BioClinica (formerly Bio-Imaging Technologies) acquired EDC capabilities with its March 2008 acquisition of Phoenix Data Systems, with whom Cephalon began working five years earlier. Data management services have increasingly been coupled with ExpressTM per the preference of sponsor firms, says Peter Benton, president of BioClinica’s eClinical Services Division. The company currently provides some level of data management for more than half of its EDC clients. Their other alternatives are to outsource the work to a full-service clinical research organization (CRO), “staff above expectations” internally, or work overtime to deal with periodic but inevitable data surges.

“Certainly no one knows EDC and our ExpressTM platform better than BioClinica’s data management team,” says Benton. “They work with [ExpressTM] all day long and know all they can about what can go wrong and right with the design of a clinical study. There is little they’ve not seen.”

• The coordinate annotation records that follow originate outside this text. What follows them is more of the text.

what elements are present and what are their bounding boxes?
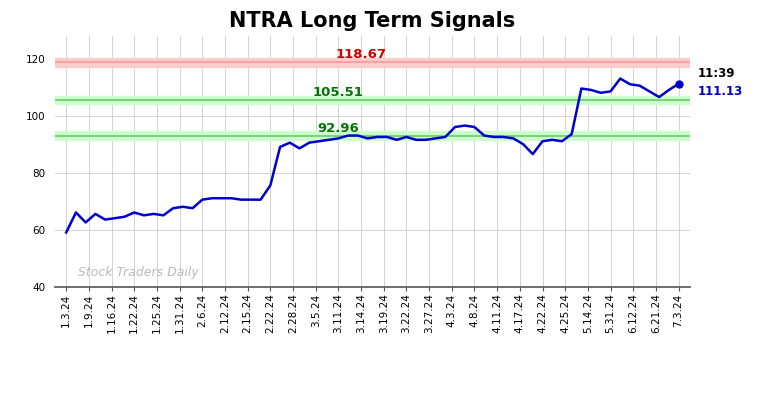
Bar <box>55 131 690 140</box>
Text: 105.51: 105.51 <box>313 86 364 99</box>
Text: 92.96: 92.96 <box>318 121 359 135</box>
Text: 111.13: 111.13 <box>698 85 743 98</box>
Text: 11:39: 11:39 <box>698 67 735 80</box>
Text: 118.67: 118.67 <box>336 48 387 61</box>
Bar <box>55 96 690 104</box>
Bar <box>55 58 690 67</box>
Title: NTRA Long Term Signals: NTRA Long Term Signals <box>229 12 516 31</box>
Text: Stock Traders Daily: Stock Traders Daily <box>78 266 198 279</box>
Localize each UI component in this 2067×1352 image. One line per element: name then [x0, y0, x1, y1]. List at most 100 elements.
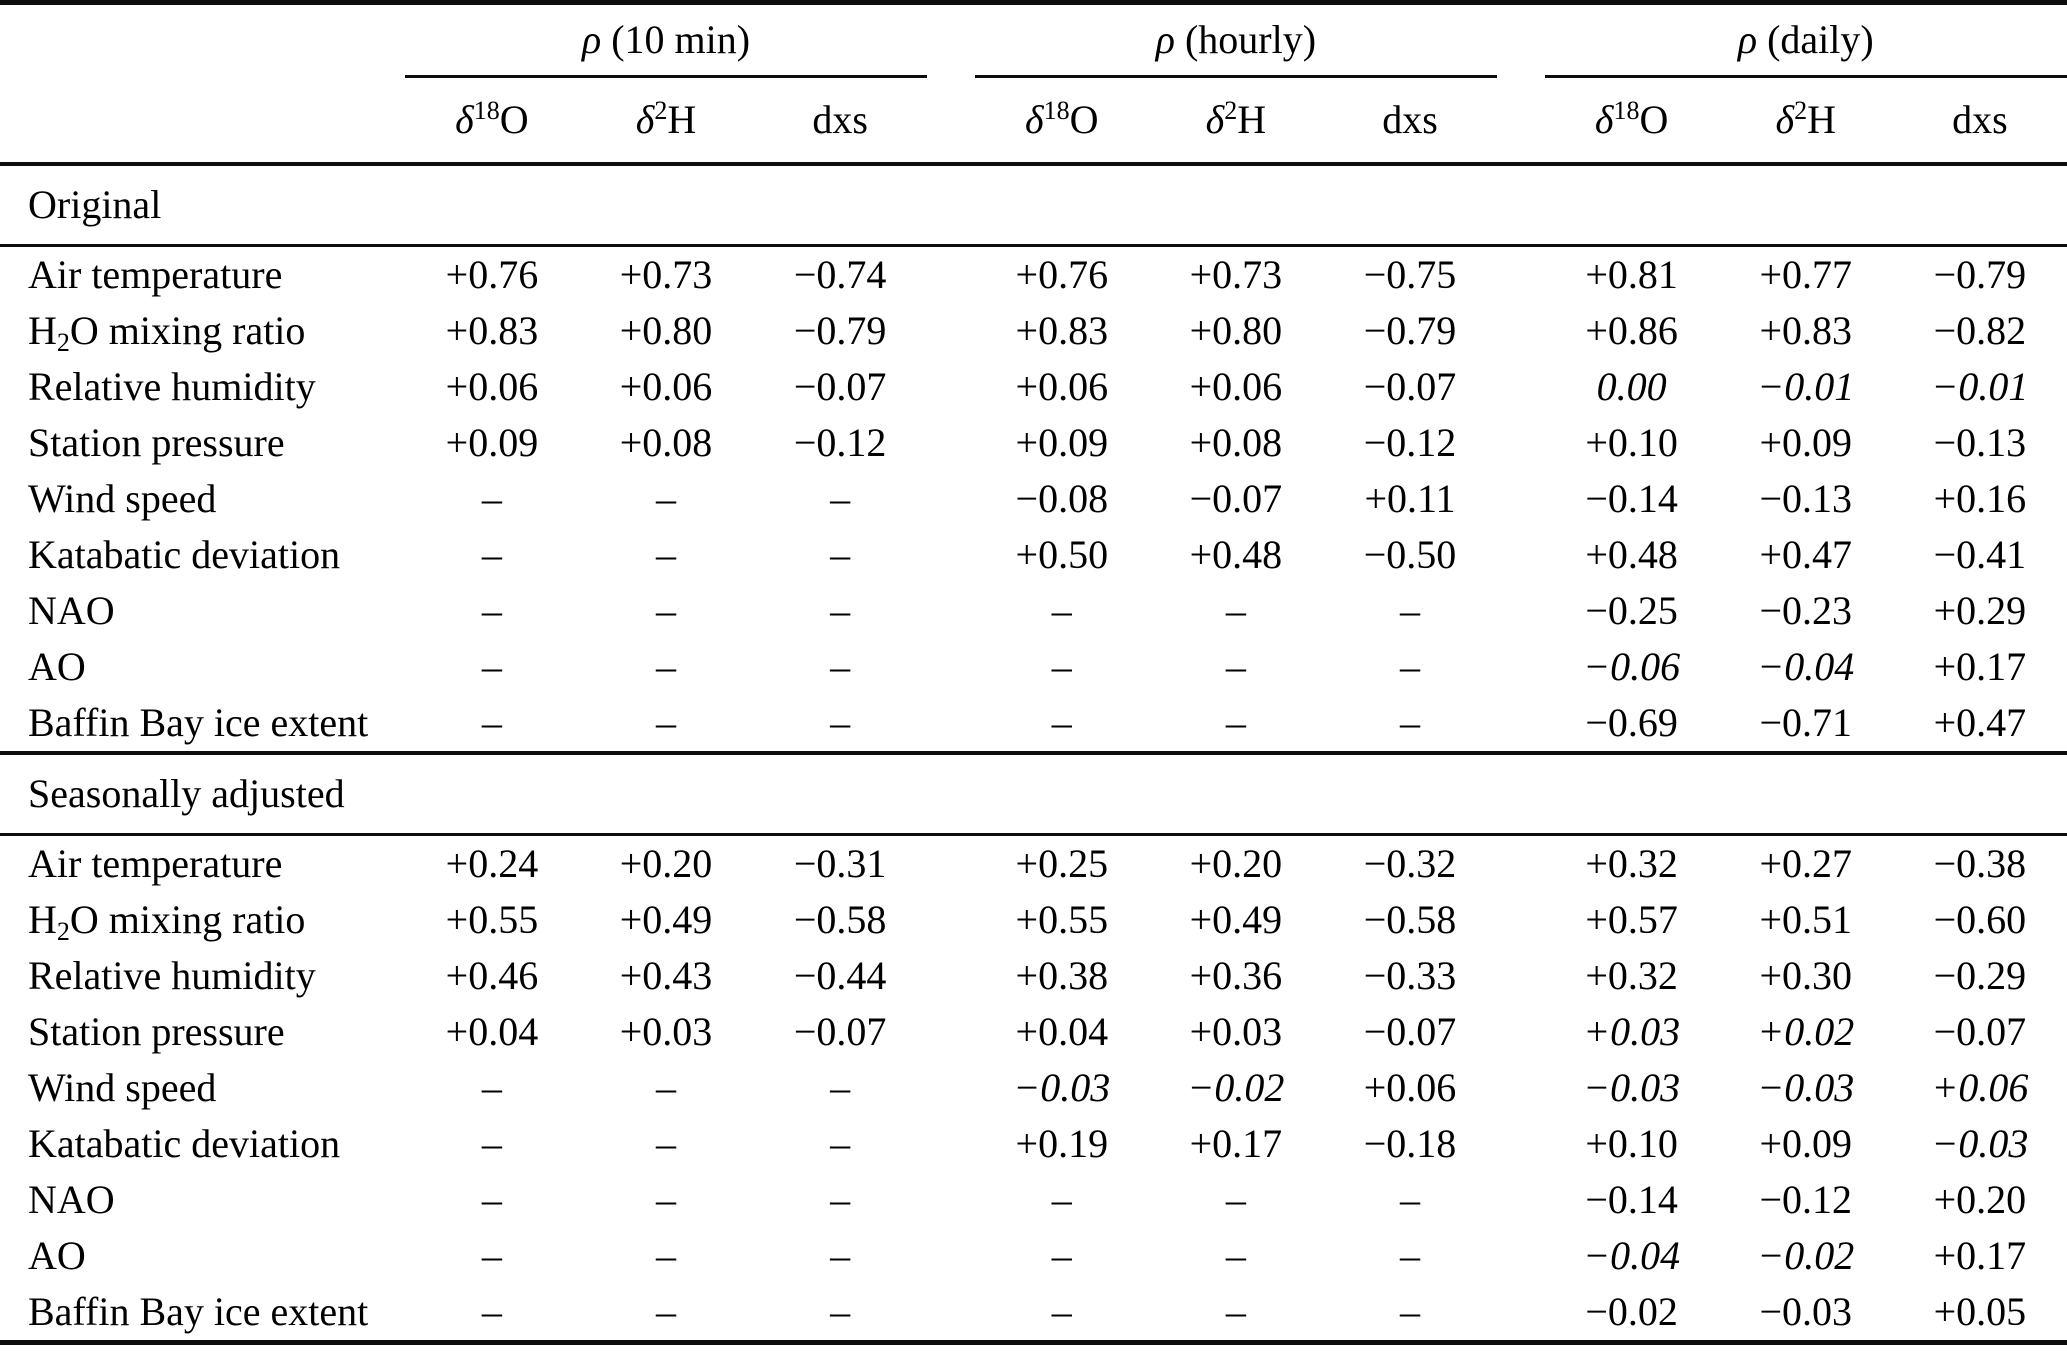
- correlation-value-cell: −0.71: [1759, 700, 1853, 745]
- label-part: O mixing ratio: [69, 308, 306, 353]
- table-row-nao: NAO – – – – – – −0.14 −0.12 +0.20: [0, 1172, 2067, 1228]
- correlation-value-cell: +0.50: [1015, 532, 1109, 577]
- subcolumn-header-18o: δ18O: [1545, 77, 1719, 165]
- missing-value-cell: –: [656, 1177, 677, 1222]
- correlation-value-cell: −0.33: [1363, 953, 1457, 998]
- isotope-mass-superscript: 18: [1043, 95, 1070, 125]
- missing-value-cell: –: [656, 1289, 677, 1334]
- missing-value-cell: –: [481, 1233, 502, 1278]
- correlation-value-cell: +0.36: [1189, 953, 1283, 998]
- element-symbol: O: [1639, 97, 1669, 142]
- correlation-value-cell: −0.01: [1931, 364, 2029, 409]
- column-group-gap: [1497, 583, 1545, 639]
- row-label: NAO: [28, 1177, 115, 1222]
- rho-symbol: ρ: [1155, 17, 1175, 62]
- table-corner: [0, 3, 405, 77]
- column-group-gap: [1497, 303, 1545, 359]
- correlation-value-cell: −0.07: [1189, 476, 1283, 521]
- correlation-value-cell: −0.29: [1933, 953, 2027, 998]
- column-group-gap: [927, 695, 975, 753]
- row-label: AO: [28, 1233, 86, 1278]
- subcolumn-header-2h: δ2H: [1149, 77, 1323, 165]
- correlation-value-cell: +0.27: [1759, 841, 1853, 886]
- correlation-value-cell: −0.03: [1759, 1289, 1853, 1334]
- missing-value-cell: –: [1399, 644, 1420, 689]
- correlation-value-cell: −0.41: [1933, 532, 2027, 577]
- rho-symbol: ρ: [581, 17, 602, 62]
- missing-value-cell: –: [656, 700, 677, 745]
- correlation-value-cell: +0.73: [1189, 252, 1283, 297]
- correlation-value-cell: +0.10: [1585, 1121, 1678, 1166]
- delta-symbol: δ: [1775, 97, 1795, 142]
- correlation-value-cell: −0.01: [1757, 364, 1855, 409]
- correlation-value-cell: +0.83: [1015, 308, 1109, 353]
- missing-value-cell: –: [481, 1177, 502, 1222]
- correlation-value-cell: +0.47: [1933, 700, 2027, 745]
- missing-value-cell: –: [830, 1233, 851, 1278]
- missing-value-cell: –: [481, 476, 502, 521]
- table-row-station-pressure: Station pressure +0.09 +0.08 −0.12 +0.09 +0.0…: [0, 415, 2067, 471]
- correlation-value-cell: +0.06: [1363, 1065, 1457, 1110]
- missing-value-cell: –: [481, 588, 502, 633]
- delta-symbol: δ: [1205, 97, 1225, 142]
- column-group-gap: [927, 246, 975, 304]
- correlation-value-cell: +0.55: [445, 897, 539, 942]
- correlation-value-cell: +0.16: [1933, 476, 2027, 521]
- delta-symbol: δ: [1025, 97, 1044, 142]
- correlation-value-cell: +0.04: [1015, 1009, 1109, 1054]
- group-header-hourly: ρ (hourly): [974, 2, 1498, 78]
- correlation-value-cell: +0.73: [619, 252, 713, 297]
- column-group-gap: [927, 835, 975, 893]
- missing-value-cell: –: [656, 476, 677, 521]
- subcolumn-label: dxs: [812, 97, 868, 142]
- correlation-value-cell: +0.03: [1583, 1009, 1681, 1054]
- table-row-air-temperature: Air temperature +0.24 +0.20 −0.31 +0.25 +0.20…: [0, 835, 2067, 893]
- correlation-value-cell: +0.06: [1015, 364, 1109, 409]
- correlation-value-cell: +0.24: [445, 841, 539, 886]
- column-group-gap: [1497, 77, 1545, 165]
- column-group-gap: [1497, 1284, 1545, 1343]
- column-group-gap: [927, 527, 975, 583]
- group-header-label: (hourly): [1174, 17, 1317, 62]
- table-row-wind-speed: Wind speed – – – −0.08 −0.07 +0.11 −0.14 −0.13 +0…: [0, 471, 2067, 527]
- element-symbol: H: [667, 97, 697, 142]
- missing-value-cell: –: [656, 1121, 677, 1166]
- missing-value-cell: –: [656, 1233, 677, 1278]
- correlation-value-cell: +0.02: [1757, 1009, 1855, 1054]
- isotope-mass-superscript: 2: [1794, 95, 1808, 125]
- isotope-mass-superscript: 18: [473, 95, 500, 125]
- correlation-value-cell: +0.76: [1015, 252, 1109, 297]
- correlation-value-cell: −0.79: [1363, 308, 1457, 353]
- missing-value-cell: –: [1225, 588, 1246, 633]
- correlation-value-cell: −0.07: [1363, 364, 1457, 409]
- row-label: AO: [28, 644, 86, 689]
- missing-value-cell: –: [1399, 700, 1420, 745]
- isotope-mass-superscript: 18: [1613, 95, 1640, 125]
- correlation-value-cell: +0.46: [445, 953, 539, 998]
- correlation-value-cell: −0.03: [1013, 1065, 1111, 1110]
- table-row-katabatic-deviation: Katabatic deviation – – – +0.50 +0.48 −0.50 +0.…: [0, 527, 2067, 583]
- correlation-value-cell: −0.44: [793, 953, 887, 998]
- correlation-value-cell: +0.43: [619, 953, 713, 998]
- correlation-value-cell: +0.76: [445, 252, 539, 297]
- column-group-gap: [927, 303, 975, 359]
- missing-value-cell: –: [830, 588, 851, 633]
- row-label: Relative humidity: [28, 953, 316, 998]
- correlation-value-cell: +0.51: [1759, 897, 1853, 942]
- correlation-value-cell: −0.23: [1759, 588, 1853, 633]
- subcolumn-header-dxs: dxs: [1893, 77, 2067, 165]
- missing-value-cell: –: [830, 532, 851, 577]
- isotope-mass-superscript: 2: [654, 95, 668, 125]
- correlation-value-cell: +0.25: [1015, 841, 1109, 886]
- correlation-value-cell: +0.06: [445, 364, 539, 409]
- row-label: Baffin Bay ice extent: [28, 700, 369, 745]
- correlation-value-cell: −0.32: [1363, 841, 1457, 886]
- column-group-gap: [1497, 1116, 1545, 1172]
- correlation-value-cell: −0.07: [793, 1009, 887, 1054]
- correlation-value-cell: +0.09: [1759, 420, 1853, 465]
- correlation-value-cell: −0.82: [1933, 308, 2027, 353]
- correlation-value-cell: +0.19: [1015, 1121, 1109, 1166]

For Cephalon’s data management team, the transition to BioClinica was seamless. The same people are doing the same work on the same studies, just in a different location, and they’re “excited” by the prospect of working on projects beyond Cephalon, says Weinstein.

BioClinica will essentially be an “extension” of Cephalon’s standardized drug development process and work with other functional service providers to optimize operational efficiencies, says Benton. “Cephalon is one of the companies that ‘gets’ it and has embraced a better way of running clinical trials.”

More data management deals, with or without the employee transfer feature, might be on the horizon for BioClinica. “Many of the key decision makers at small- and mid-size pharma companies formerly worked for larger firms that owned and managed non-core services like data management and the associated IT infrastructure,” says Weinstein. “They know that’s what they don’t want.” In fact, most would prefer to be “virtual” and only contract for the work as needed.

The “full service” strategy is a differentiator for BioClinica, as both the smaller and the larger EDC players are generally technology-only vendors. CROs are the traditional purveyors of data management services, but sponsors are forced to switch platforms every time they switch CRO partners, says Benton. “Can you imagine switching your finance system every time you outsourced another trial? The benefit of using BioClinica is…[that sponsors] can run their trials their way, the same way, every time. That’s the secret to running an effective development organization.”

Sponsors want to standardize to a single clinical business process and platform, even if they use different CRO partners, continues Benton. To do otherwise breeds inefficiency and can significantly, but unnecessarily, increase study start-up times. “If you keep changing [technologies and processes] trial to trial and compound to compound, you have to keep re-learning the same things over and over.”